Esta crônica foi gestada na minha mente, enquanto eu aguardava na fila para pagar os pães e outros poucos itens acomodados num carrinho do supermercado. Rejeitando a ideia de me estressar e desistir da longa fila, fiquei observando a movimentação dentro daquele estabelecimento comercial.
As filas se alongavam cada vez mais e os corredores se enchiam de pessoas apressadas em preencher o vazio de seus carrinhos. Em pouco tempo, a tenda armada com ovos de páscoa, ficava desfalcada pelas centenas de mortais cedendo ao apelo comercial.
Os funcionários agitados, correndo de um lado para o outro, empacotando, entregando, repondo itens nas prateleiras e o papel do caixa, dando informações, falando ao rádio amador, e anunciando promoções no serviço de som. E cada vez mais as pessoas se agitavam pelos corredores.
A mulher de calça jeans e blusa rendada, alheia a tudo, enchia o carrinho com chocolate de todas as formas e tamanhos. A outra, de cabelo escovado, pranchado, esticado, caminhava afoita, pelo adiantado da hora do seu relógio. Sentada no banquinho de madeira, a jovem de vestido preto, com as pernas cruzadas e queixo apoiado na mão, nem percebia a inquietação do seu pé, à espera do marido que estava em uma das longas e lentas filas.
Uma criança de calundu, esperneando, porque certamente queria um brinquedo daqueles bem caros.
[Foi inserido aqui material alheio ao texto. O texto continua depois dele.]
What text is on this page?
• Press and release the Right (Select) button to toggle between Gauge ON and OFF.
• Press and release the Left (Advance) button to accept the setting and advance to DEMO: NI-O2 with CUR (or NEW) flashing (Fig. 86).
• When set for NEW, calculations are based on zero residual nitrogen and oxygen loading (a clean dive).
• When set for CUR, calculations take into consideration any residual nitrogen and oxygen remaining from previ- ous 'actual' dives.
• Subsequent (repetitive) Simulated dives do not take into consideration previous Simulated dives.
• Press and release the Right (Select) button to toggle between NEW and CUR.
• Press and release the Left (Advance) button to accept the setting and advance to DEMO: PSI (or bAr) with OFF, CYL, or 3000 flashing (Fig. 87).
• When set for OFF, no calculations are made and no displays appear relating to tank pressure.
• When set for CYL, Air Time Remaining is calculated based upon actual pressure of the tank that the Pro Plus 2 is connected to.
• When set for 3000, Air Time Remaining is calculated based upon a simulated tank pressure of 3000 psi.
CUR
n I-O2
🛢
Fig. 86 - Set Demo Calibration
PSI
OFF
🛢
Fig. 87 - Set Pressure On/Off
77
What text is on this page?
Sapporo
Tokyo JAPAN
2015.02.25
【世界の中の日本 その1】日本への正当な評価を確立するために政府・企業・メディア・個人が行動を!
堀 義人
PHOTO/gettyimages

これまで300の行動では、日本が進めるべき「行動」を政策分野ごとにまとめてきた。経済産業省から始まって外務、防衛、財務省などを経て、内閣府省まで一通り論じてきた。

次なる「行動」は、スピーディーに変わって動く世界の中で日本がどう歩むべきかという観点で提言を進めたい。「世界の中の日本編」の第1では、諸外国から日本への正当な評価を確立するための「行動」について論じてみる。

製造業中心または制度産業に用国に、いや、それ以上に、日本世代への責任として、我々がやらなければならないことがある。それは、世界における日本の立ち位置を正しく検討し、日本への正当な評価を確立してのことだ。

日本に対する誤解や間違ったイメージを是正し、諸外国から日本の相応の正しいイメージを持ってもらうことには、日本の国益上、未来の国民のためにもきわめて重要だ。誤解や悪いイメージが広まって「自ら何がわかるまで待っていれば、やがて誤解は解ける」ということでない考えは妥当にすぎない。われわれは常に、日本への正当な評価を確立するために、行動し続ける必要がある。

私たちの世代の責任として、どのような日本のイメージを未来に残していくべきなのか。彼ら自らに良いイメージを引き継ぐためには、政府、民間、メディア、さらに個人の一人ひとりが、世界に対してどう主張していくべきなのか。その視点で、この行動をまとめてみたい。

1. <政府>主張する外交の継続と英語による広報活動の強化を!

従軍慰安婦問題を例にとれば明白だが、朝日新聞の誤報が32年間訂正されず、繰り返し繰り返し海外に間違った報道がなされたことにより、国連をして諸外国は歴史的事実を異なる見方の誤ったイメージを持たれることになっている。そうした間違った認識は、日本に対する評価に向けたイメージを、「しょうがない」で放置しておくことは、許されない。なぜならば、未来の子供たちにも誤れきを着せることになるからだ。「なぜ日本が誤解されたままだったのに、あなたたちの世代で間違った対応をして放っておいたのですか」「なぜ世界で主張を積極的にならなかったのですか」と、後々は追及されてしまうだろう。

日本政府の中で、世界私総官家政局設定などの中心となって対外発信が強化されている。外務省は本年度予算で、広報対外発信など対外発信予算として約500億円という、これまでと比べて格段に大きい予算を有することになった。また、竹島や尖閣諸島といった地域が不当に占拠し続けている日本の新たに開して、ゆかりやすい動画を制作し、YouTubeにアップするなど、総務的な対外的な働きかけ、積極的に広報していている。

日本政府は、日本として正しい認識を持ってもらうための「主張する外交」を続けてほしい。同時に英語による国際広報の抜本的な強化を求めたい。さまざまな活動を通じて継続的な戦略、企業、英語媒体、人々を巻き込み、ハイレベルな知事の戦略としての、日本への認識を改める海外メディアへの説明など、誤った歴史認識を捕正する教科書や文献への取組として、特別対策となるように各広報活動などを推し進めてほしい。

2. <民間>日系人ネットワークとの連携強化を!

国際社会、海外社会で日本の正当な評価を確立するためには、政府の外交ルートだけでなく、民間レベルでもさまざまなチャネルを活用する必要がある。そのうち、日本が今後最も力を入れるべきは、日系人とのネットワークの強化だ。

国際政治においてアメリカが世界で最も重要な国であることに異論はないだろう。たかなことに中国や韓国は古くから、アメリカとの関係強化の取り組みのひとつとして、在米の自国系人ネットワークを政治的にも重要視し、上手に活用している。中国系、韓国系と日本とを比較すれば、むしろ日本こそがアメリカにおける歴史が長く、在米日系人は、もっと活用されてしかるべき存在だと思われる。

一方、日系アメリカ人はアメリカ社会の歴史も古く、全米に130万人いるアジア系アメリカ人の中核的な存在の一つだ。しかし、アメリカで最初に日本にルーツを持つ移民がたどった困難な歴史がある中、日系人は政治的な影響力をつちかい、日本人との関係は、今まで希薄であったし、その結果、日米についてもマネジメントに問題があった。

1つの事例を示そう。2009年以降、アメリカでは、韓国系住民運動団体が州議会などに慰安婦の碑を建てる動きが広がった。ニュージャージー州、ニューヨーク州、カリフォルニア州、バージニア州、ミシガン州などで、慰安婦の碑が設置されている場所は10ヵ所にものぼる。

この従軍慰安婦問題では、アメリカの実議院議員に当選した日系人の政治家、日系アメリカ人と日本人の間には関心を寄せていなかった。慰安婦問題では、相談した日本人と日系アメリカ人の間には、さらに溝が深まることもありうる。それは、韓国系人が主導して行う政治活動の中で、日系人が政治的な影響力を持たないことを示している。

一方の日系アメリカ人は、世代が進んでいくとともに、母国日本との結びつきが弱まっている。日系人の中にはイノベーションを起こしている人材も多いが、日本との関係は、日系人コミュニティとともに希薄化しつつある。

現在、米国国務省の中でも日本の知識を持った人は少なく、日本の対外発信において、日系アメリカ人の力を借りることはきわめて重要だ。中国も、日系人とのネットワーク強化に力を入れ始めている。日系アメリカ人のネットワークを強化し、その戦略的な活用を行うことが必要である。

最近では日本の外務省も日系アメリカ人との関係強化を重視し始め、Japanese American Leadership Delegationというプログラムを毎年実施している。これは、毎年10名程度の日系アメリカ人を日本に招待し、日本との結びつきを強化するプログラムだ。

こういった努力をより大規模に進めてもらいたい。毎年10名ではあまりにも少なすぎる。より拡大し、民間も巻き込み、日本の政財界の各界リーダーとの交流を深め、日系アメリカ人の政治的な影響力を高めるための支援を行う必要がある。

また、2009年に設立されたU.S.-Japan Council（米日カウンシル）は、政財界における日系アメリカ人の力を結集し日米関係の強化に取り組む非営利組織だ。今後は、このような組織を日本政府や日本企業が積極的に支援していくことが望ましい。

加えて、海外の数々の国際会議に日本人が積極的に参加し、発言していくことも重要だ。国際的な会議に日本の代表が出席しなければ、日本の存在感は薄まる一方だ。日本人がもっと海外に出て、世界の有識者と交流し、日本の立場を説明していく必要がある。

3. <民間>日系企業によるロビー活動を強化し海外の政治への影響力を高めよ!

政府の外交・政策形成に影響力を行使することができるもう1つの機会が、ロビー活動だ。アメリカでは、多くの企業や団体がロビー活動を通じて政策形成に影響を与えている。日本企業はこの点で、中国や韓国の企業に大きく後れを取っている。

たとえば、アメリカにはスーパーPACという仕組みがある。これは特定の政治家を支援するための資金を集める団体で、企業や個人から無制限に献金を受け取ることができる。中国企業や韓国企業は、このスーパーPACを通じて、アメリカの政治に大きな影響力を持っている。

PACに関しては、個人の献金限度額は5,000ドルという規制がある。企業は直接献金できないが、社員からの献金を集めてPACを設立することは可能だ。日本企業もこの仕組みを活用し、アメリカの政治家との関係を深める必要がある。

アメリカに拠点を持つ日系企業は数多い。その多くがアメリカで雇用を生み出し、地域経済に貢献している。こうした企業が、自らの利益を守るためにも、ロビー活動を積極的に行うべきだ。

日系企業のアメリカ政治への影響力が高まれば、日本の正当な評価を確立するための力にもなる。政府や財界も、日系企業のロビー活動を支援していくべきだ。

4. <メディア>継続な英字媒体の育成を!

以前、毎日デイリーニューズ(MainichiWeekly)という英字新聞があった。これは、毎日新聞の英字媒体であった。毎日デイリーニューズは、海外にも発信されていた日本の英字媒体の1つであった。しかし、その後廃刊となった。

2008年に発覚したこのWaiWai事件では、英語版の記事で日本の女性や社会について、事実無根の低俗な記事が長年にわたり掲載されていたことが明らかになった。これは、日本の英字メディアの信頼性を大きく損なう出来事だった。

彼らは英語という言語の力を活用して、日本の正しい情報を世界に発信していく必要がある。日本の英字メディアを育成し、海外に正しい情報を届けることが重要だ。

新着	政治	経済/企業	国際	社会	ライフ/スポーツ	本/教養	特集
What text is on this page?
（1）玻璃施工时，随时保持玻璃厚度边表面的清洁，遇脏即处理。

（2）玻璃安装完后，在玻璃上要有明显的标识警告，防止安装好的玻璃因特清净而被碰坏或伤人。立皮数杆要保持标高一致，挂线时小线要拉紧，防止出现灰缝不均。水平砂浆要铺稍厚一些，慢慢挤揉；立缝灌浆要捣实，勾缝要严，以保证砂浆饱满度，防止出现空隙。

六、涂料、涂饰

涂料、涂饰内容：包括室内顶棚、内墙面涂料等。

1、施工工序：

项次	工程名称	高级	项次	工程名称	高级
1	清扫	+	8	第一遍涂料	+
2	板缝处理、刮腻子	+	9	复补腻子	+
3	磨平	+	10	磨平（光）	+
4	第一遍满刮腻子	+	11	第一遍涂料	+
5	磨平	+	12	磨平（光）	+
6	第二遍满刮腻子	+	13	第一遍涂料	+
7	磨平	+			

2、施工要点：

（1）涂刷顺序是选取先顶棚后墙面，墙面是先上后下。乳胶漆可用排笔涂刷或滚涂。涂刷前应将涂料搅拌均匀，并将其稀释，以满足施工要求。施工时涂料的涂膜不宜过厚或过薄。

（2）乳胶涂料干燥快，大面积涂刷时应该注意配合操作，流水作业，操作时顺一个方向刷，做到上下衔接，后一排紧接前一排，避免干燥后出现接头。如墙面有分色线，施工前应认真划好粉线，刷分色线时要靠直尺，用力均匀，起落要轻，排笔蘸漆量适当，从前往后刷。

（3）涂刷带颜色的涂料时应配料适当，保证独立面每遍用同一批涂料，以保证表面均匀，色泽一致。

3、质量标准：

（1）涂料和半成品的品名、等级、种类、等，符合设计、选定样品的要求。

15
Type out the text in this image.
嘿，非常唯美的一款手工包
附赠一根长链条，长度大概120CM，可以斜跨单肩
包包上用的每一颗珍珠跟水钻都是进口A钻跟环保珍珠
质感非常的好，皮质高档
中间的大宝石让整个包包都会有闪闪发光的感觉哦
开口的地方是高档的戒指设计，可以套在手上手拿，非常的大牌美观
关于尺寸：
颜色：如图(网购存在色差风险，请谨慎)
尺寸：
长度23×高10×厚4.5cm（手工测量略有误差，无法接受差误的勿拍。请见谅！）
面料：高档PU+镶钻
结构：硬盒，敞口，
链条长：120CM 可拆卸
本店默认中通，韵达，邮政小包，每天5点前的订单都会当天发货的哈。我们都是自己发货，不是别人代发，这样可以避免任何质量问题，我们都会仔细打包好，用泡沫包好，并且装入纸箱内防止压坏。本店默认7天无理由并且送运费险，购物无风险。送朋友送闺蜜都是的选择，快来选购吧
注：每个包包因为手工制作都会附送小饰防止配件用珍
Nos braços, bebês recém-nascidos já participando ativamente da roda-viva em que se tornou a páscoa e a vida.
Lá fora, no estacionamento engarrafado, meu marido encostado no carro, com a cara já desamarrada, depois que liguei em seu celular para comunicar o motivo da minha demora dentro do supermercado.
Esbocei um gesto para cumprimentar a amiga que há muito não via, mas ela desapareceu apressada nos corredores da loja. Lembrei-me da antológica cena do Dr. Jivago.
Algo tocou a minha sensibilidade, e lembrei-me que Jesus estava a caminho do calvário. No Seu tempo a Páscoa era uma festa cultural. No tempo de minha infância, era uma festividade íntima, sem compras, sem filas, apenas com sentimento e compaixão. Minha mãe preparava uma cestinha com poucos itens: ovos, legumes e ervas do canteiro suspenso que ela cultivava no quintal, e mandava cada um dos filhos levar para uma família mais necessitada do que a nossa.
As crianças não podiam fazer algazarra, e os pais não as puniam, mesmo que fosse necessário. Era tempo de exercício absoluto de reflexão, tolerância e perdão. Pura manifestação de amor e religiosidade.
Hoje, a páscoa tem um caráter bem comercial. Mas, enquanto as filas do consumo se movimentam para frente e para trás, e o mundo se reduz a um punhado de chocolate embrulhado num papel colorido, é possível que Jesus ressuscite nos corações já libertos da ignorância, distantes das mazelas, das trevas e da morte.